The package offers a modular framework for developing iterative approximate best-response algorithms for solving DCOPs and several algorithm implementations. [1]
- DSA-A (Distributed Stochastic Algorithm, variant A) [1,3]
- DSAN (Distributed Simulated Annealing) [2]
- JSFP-I (Joint Strategy Fictitious Play with Inertia) [4]
- WRM-I (Weighted Regret Monitoring with Inertia) [1,5]
Ensure Java 8 is used for the compilation and install SBT, as described in the README file of the "signal-collect" project.
The project has the following dependencies:
- signal-collect
Follow the compilation instructions in the "signal-collect" README.
After cloning the repository, go to the project folder and start SBT on the command line. Use the "assembly" command in SBT to generate a .jar file with dependencies.
To generate an Eclipse project, use the "eclipse" command on the SBT prompt and then follow the description in the "How to Develop in Eclipse" section of the "signal-collect" README.
Before submitting a job to a Torque or Slurm host, it is imperative to re-run "assembly" in SBT in order to have the last version of the .jar file run.
- [1] Archie C. Chapman, Alex Rogers, Nicholas R. Jennings and David S. Leslie (2011). A unifying framework for iterative approximate best-response algorithms for distributed constraint optimization problems. The Knowledge Engineering Review, 26, pp 411-444. doi:10.1017/S0269888911000178.

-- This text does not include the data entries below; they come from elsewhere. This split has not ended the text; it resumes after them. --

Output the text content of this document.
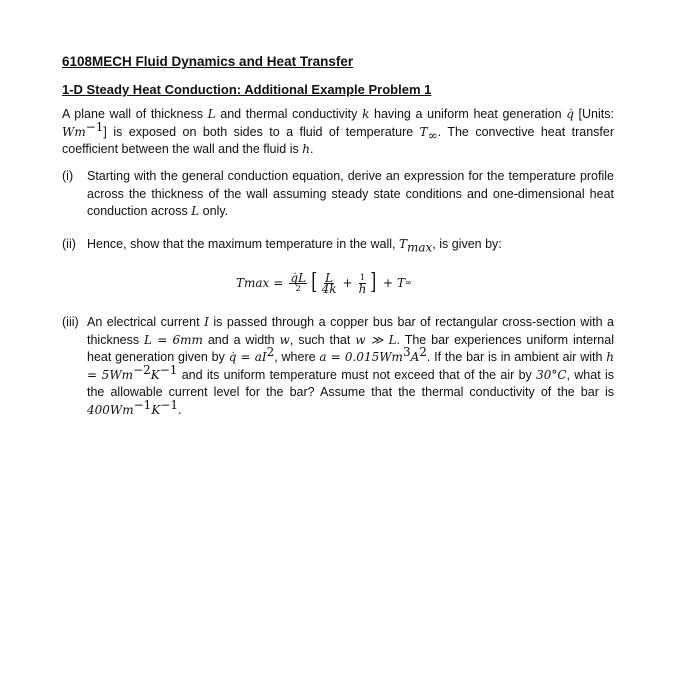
6108MECH Fluid Dynamics and Heat Transfer
1-D Steady Heat Conduction: Additional Example Problem 1

A plane wall of thickness L and thermal conductivity k having a uniform heat generation q̇ [Units: $Wm^{-1}$] is exposed on both sides to a fluid of temperature $T_\infty$. The convective heat transfer coefficient between the wall and the fluid is h.

(i) Starting with the general conduction equation, derive an expression for the temperature profile across the thickness of the wall assuming steady state conditions and one-dimensional heat conduction across L only.
(ii) Hence, show that the maximum temperature in the wall, $T_{max}$, is given by:
T $\max = \frac{q̇L}{2}$ [ $\frac{L}{4k} + \frac{1}{h}$ ] + T ∞
(iii) An electrical current I is passed through a copper bus bar of rectangular cross-section with a thickness L = 6mm and a width w, such that w ≫ L. The bar experiences uniform internal heat generation given by q̇ = $aI^2$, where $a = 0.015Wm^3A^2$. If the bar is in ambient air with $h = 5Wm^{-2}K^{-1}$ and its uniform temperature must not exceed that of the air by 30°C, what is the allowable current level for the bar? Assume that the thermal conductivity of the bar is $400Wm^{-1}K^{-1}$.
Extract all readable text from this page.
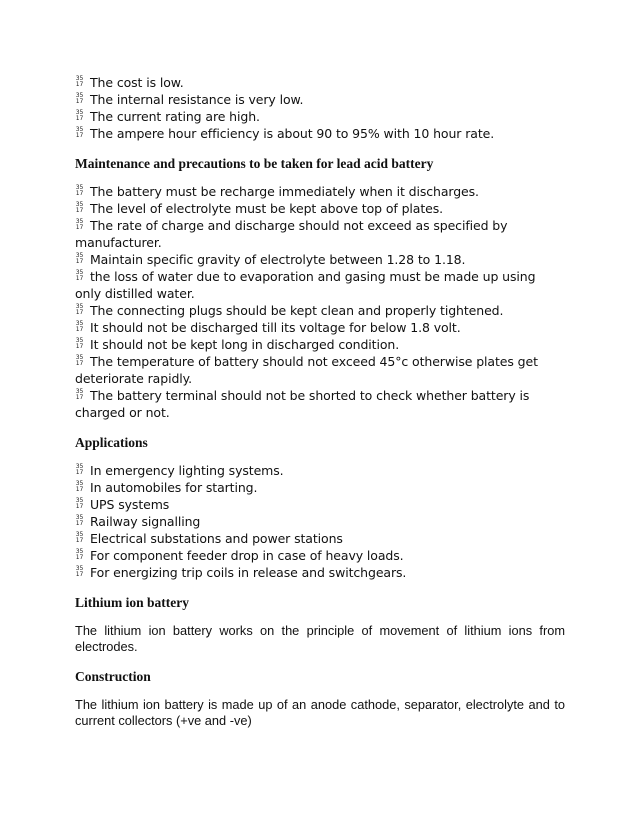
35
17 The cost is low.
35
17 The internal resistance is very low.
35
17 The current rating are high.
35
17 The ampere hour efficiency is about 90 to 95% with 10 hour rate.
Maintenance and precautions to be taken for lead acid battery
35
17 The battery must be recharge immediately when it discharges.
35
17 The level of electrolyte must be kept above top of plates.
35
17 The rate of charge and discharge should not exceed as specified by manufacturer.
35
17 Maintain specific gravity of electrolyte between 1.28 to 1.18.
35
17 the loss of water due to evaporation and gasing must be made up using only distilled water.
35
17 The connecting plugs should be kept clean and properly tightened.
35
17 It should not be discharged till its voltage for below 1.8 volt.
35
17 It should not be kept long in discharged condition.
35
17 The temperature of battery should not exceed 45°c otherwise plates get deteriorate rapidly.
35
17 The battery terminal should not be shorted to check whether battery is charged or not.
Applications
35
17 In emergency lighting systems.
35
17 In automobiles for starting.
35
17 UPS systems
35
17 Railway signalling
35
17 Electrical substations and power stations
35
17 For component feeder drop in case of heavy loads.
35
17 For energizing trip coils in release and switchgears.
Lithium ion battery

The lithium ion battery works on the principle of movement of lithium ions from electrodes.

Construction

The lithium ion battery is made up of an anode cathode, separator, electrolyte and to current collectors (+ve and -ve)
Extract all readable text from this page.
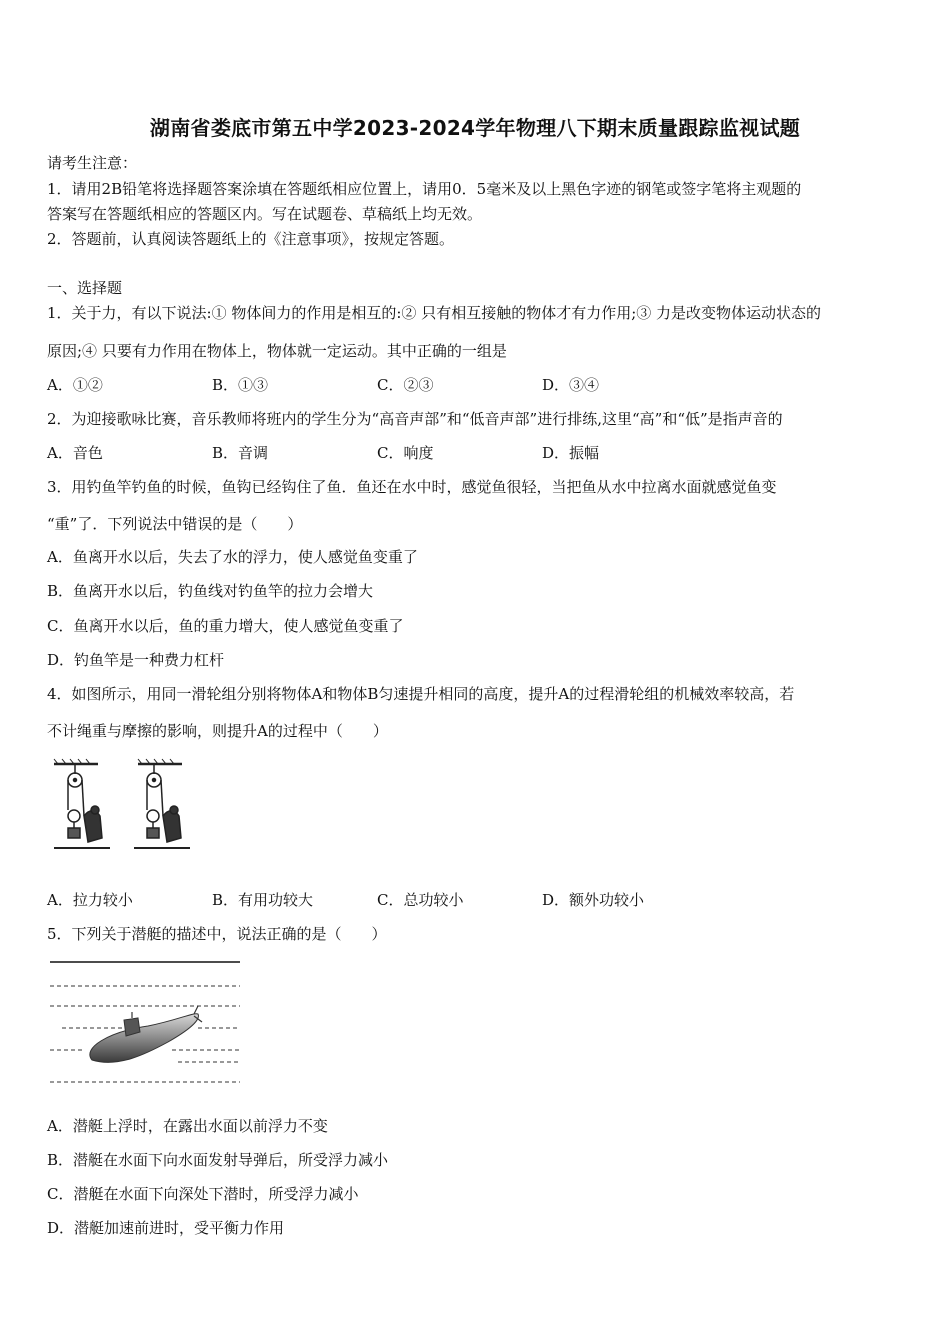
湖南省娄底市第五中学2023-2024学年物理八下期末质量跟踪监视试题
请考生注意：
1．请用2B铅笔将选择题答案涂填在答题纸相应位置上，请用0．5毫米及以上黑色字迹的钢笔或签字笔将主观题的
答案写在答题纸相应的答题区内。写在试题卷、草稿纸上均无效。
2．答题前，认真阅读答题纸上的《注意事项》，按规定答题。
一、选择题
1．关于力，有以下说法:① 物体间力的作用是相互的:② 只有相互接触的物体才有力作用;③ 力是改变物体运动状态的
原因;④ 只要有力作用在物体上，物体就一定运动。其中正确的一组是
A．①②	B．①③	C．②③	D．③④
2．为迎接歌咏比赛，音乐教师将班内的学生分为“高音声部”和“低音声部”进行排练,这里“高”和“低”是指声音的
A．音色	B．音调	C．响度	D．振幅
3．用钓鱼竿钓鱼的时候，鱼钩已经钩住了鱼．鱼还在水中时，感觉鱼很轻，当把鱼从水中拉离水面就感觉鱼变
“重”了．下列说法中错误的是（　　）
A．鱼离开水以后，失去了水的浮力，使人感觉鱼变重了
B．鱼离开水以后，钓鱼线对钓鱼竿的拉力会增大
C．鱼离开水以后，鱼的重力增大，使人感觉鱼变重了
D．钓鱼竿是一种费力杠杆
4．如图所示，用同一滑轮组分别将物体A和物体B匀速提升相同的高度，提升A的过程滑轮组的机械效率较高，若
不计绳重与摩擦的影响，则提升A的过程中（　　）
A．拉力较小	B．有用功较大	C．总功较小	D．额外功较小
5．下列关于潜艇的描述中，说法正确的是（　　）
A．潜艇上浮时，在露出水面以前浮力不变
B．潜艇在水面下向水面发射导弹后，所受浮力减小
C．潜艇在水面下向深处下潜时，所受浮力减小
D．潜艇加速前进时，受平衡力作用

- [2] Arshad, Silaghi, 2003. "Distributed Simulated Annealing and comparison to DSA", In Proceedings of the 4th International Workshop on Distributed Constraint Reasoning, Acapulco, Mexico
- [3] Zhang, Wang, Wittenburg, 2002. "Distributed stochastic search for constraint satisfaction and optimization: Parallelism, phase transitions and performance", In Proceedings of AAAI-02 Workshop on Probabilistic Approaches in Search, 2002, pp. 53–59
- [4] Marden, Jason R., Gürdal Arslan, and Jeff S. Shamma. "Joint strategy fictitious play with inertia for potential games." Automatic Control, IEEE Transactions on 54.2 (2009): 208-220.
- [5] Arslan, G., Marden, J. R. & Shamma, J. S. 2007. "Autonomous vehicle-target assignment: a game theoretical formulation". ASME Journal of Dynamic Systems, Measurement and Control 129, 584–596.